In [1]:
import torch
from transformers import AutoTokenizer, AutoModelForCausalLM

from jax import Array, numpy as jnp

from qwen import QwenModel, utils, generate

In [2]:
def compare_generation(
    hf_model: torch.nn.Module,
    tokenizer: torch.nn.Module,
    model: QwenModel,
    prompt: str,
    max_tokens: int = 20,
) -> tuple[str, str]:
    hf_model.eval()
    hf_inputs = tokenizer(prompt, return_tensors="pt")
    hf_out_ids = hf_model.generate(**hf_inputs, max_new_tokens=max_tokens)
    hf_text = tokenizer.decode(hf_out_ids[0], skip_special_tokens=True)

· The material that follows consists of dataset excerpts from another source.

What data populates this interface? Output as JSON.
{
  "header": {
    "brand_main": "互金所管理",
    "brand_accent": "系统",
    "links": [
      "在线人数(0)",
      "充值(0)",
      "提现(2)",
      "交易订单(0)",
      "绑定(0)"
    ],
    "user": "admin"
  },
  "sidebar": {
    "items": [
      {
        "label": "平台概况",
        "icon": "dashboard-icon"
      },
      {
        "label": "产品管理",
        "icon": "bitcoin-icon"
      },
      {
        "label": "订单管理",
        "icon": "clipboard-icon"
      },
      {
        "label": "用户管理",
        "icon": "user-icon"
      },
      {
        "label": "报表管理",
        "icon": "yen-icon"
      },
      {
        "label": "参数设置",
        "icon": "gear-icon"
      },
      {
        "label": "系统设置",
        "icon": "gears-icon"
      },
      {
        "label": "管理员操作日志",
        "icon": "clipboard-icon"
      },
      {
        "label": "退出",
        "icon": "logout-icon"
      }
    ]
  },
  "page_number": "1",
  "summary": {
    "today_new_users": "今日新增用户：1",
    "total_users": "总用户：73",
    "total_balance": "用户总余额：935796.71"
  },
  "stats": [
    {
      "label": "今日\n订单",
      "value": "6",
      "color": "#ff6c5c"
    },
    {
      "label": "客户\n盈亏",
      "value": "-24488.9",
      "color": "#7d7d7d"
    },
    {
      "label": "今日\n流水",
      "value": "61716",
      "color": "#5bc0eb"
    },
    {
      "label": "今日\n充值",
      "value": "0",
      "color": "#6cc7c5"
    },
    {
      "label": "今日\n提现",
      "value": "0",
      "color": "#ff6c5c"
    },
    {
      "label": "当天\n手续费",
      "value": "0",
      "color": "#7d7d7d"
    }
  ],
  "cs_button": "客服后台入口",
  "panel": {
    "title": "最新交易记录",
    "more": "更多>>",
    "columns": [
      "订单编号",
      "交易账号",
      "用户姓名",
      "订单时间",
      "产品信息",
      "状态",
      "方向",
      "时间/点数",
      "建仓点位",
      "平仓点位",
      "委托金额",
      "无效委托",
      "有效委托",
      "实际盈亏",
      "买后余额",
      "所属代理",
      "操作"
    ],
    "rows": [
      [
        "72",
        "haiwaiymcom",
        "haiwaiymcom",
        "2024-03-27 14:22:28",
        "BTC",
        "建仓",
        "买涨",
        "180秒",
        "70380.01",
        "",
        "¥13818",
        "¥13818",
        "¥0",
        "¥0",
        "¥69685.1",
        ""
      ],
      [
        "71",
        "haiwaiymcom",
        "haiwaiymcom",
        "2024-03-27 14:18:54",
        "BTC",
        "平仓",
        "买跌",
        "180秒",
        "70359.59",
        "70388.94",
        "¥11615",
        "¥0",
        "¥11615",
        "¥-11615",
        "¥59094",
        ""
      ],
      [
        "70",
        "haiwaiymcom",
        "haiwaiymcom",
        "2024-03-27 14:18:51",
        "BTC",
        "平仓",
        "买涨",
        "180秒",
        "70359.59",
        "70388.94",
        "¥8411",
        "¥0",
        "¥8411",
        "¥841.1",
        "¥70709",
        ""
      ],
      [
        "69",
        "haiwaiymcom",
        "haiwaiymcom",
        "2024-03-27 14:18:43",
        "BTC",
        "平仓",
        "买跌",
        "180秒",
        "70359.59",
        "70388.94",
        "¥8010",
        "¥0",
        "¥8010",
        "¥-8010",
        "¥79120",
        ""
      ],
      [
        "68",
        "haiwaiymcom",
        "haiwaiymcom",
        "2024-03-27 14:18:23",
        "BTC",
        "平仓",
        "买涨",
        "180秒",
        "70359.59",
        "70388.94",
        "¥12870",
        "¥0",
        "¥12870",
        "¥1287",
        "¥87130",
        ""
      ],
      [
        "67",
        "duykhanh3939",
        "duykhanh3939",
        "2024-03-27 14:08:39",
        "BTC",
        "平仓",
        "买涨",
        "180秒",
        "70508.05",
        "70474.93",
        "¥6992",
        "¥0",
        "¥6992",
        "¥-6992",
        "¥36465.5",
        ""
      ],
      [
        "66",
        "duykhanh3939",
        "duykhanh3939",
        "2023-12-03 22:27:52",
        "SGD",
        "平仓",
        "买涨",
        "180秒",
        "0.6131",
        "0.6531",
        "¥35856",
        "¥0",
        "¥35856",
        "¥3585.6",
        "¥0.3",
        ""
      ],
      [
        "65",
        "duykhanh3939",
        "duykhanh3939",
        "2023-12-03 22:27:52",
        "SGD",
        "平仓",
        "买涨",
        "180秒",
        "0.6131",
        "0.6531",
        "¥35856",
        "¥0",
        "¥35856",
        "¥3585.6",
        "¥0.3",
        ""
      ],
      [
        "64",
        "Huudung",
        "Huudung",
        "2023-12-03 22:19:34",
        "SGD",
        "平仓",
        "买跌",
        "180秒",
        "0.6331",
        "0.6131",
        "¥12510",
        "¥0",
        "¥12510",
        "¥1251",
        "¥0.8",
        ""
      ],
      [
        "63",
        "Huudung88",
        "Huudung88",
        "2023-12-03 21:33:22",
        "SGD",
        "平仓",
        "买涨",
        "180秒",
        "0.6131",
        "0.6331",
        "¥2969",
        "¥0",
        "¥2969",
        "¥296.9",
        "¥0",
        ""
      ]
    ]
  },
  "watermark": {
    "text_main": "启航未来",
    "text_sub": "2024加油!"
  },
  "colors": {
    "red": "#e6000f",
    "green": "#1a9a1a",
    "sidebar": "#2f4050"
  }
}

    inputs = jnp.array(tokenizer(prompt, return_tensors="pt").input_ids.numpy())
    out_ids = generate(model, inputs, max_tokens=max_tokens)
    text = tokenizer.decode(out_ids[0], skip_special_tokens=True)
    return hf_text, text

In [3]:
model_name = "Qwen/Qwen2.5-0.5B"
tokenizer = AutoTokenizer.from_pretrained(model_name)
hf_model = AutoModelForCausalLM.from_pretrained(
    model_name, torch_dtype=torch.float32, device_map="cpu"
)

model = utils.from_hf(hf_model)
hf_text, text = compare_generation(
    hf_model, tokenizer, model, prompt="Once upon a time,"
)
print(f"{hf_text} \n{text}")

Setting `pad_token_id` to `eos_token_id`:151643 for open-end generation.


Once upon a time, there was a little girl named Lily. She loved to play with her toys and watch the stars. 
Once upon a time, there was a little girl named Lily. She loved to play with her toys and watch the stars.